I recently kept an Excel chart of my inbox, so I could see over time how close
I was getting to Inbox Zero and how many emails a day I'd need to get through.
Combining that with intelligence on how many emails I receive per day on
average to calculate an Inbox Zero date estimate could be interesting.

------
Gustomaximus
This could be incredibly useful. I drafted something up about this (and some
other similar metrics to blend) a year or so back. I ran by an engineer Ive
been freelancing with a few years (Im marketing) and they felt it was too much
outside their skillset so it got mothballed.

I definitly feel there is a solid oppurtunity here. Good luck with it.

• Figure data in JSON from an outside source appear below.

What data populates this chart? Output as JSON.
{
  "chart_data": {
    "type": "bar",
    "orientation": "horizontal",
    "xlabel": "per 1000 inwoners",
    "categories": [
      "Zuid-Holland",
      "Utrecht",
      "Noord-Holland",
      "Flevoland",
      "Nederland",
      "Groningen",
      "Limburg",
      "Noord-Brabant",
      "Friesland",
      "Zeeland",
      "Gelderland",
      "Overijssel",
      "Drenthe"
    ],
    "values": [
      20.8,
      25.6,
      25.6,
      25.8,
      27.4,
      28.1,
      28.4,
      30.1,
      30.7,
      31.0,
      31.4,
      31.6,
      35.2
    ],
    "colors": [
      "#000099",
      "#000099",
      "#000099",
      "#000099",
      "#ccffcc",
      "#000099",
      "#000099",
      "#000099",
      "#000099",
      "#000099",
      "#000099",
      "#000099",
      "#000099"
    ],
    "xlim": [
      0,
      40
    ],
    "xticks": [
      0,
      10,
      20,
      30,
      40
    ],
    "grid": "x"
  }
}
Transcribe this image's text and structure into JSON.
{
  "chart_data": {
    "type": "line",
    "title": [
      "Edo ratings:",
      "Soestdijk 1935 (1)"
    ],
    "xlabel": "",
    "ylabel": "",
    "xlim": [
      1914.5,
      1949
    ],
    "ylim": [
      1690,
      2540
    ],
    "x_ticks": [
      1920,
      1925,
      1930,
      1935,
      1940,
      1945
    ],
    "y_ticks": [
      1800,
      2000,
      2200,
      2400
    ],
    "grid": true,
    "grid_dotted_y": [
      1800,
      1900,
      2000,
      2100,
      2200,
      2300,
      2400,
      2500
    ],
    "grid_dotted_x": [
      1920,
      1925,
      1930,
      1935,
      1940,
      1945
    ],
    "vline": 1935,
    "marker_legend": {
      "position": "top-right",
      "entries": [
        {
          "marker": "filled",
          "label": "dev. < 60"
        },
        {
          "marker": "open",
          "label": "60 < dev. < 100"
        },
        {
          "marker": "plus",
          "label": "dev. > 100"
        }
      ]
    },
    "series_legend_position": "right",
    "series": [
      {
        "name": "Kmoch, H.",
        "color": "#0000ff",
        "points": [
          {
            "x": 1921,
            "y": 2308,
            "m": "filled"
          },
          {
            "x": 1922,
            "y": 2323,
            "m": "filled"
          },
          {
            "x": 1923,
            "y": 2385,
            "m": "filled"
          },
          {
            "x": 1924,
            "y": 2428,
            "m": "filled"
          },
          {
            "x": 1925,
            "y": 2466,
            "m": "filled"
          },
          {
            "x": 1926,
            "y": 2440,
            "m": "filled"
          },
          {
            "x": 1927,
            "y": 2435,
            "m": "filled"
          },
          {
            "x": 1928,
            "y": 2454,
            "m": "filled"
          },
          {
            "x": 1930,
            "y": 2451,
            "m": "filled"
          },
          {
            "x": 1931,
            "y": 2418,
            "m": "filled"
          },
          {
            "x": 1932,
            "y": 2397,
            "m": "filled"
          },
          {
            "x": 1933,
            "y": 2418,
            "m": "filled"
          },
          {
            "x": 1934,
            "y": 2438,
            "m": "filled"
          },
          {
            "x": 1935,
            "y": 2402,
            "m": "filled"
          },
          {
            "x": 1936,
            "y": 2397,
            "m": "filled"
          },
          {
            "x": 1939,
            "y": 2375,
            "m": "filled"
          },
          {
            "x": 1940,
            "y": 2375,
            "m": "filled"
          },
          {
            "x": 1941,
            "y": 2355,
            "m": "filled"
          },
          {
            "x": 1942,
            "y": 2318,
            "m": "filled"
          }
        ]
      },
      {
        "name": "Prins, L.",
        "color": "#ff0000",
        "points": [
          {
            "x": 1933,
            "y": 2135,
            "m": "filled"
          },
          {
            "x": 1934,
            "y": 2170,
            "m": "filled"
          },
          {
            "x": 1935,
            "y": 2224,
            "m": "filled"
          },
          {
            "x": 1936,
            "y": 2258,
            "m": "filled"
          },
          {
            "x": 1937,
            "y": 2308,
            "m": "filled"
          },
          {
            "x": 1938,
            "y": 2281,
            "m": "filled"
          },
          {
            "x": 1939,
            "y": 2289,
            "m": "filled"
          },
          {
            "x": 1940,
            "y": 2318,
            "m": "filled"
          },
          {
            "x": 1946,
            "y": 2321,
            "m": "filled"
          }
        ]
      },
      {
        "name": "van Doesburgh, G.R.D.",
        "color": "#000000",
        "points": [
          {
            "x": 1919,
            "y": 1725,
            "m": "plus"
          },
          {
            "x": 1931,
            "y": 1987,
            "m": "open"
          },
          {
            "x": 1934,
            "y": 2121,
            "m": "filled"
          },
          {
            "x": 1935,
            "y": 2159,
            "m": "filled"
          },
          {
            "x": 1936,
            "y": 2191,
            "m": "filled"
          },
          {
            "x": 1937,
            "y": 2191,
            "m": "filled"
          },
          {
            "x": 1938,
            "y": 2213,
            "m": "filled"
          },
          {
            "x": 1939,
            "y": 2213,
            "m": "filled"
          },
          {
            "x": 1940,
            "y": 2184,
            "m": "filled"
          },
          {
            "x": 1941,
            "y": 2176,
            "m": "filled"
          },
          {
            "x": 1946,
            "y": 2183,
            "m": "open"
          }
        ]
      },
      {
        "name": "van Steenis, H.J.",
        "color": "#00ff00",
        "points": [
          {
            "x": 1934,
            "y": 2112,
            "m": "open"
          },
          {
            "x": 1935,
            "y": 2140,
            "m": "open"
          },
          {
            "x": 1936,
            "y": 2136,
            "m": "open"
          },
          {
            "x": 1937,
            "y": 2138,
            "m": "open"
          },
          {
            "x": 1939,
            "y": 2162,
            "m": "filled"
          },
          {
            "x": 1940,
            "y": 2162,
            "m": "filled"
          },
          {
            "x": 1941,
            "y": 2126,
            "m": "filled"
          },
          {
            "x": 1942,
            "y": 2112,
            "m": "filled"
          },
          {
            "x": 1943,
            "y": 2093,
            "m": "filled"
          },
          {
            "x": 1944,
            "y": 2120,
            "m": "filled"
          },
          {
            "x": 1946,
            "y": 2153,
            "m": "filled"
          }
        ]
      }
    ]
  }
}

For your stats I'd keep it simple. I think the best 2 here are;

\- most emailed person

\- most actions / requests from

------
stockkid
I think whether this can help with my productivity depends on how it can
integrate with my existing email provider. If it augments the existing
experience by working as a browser extension of some sort, it might.

------
PixelPaul
How would it work with different email programs?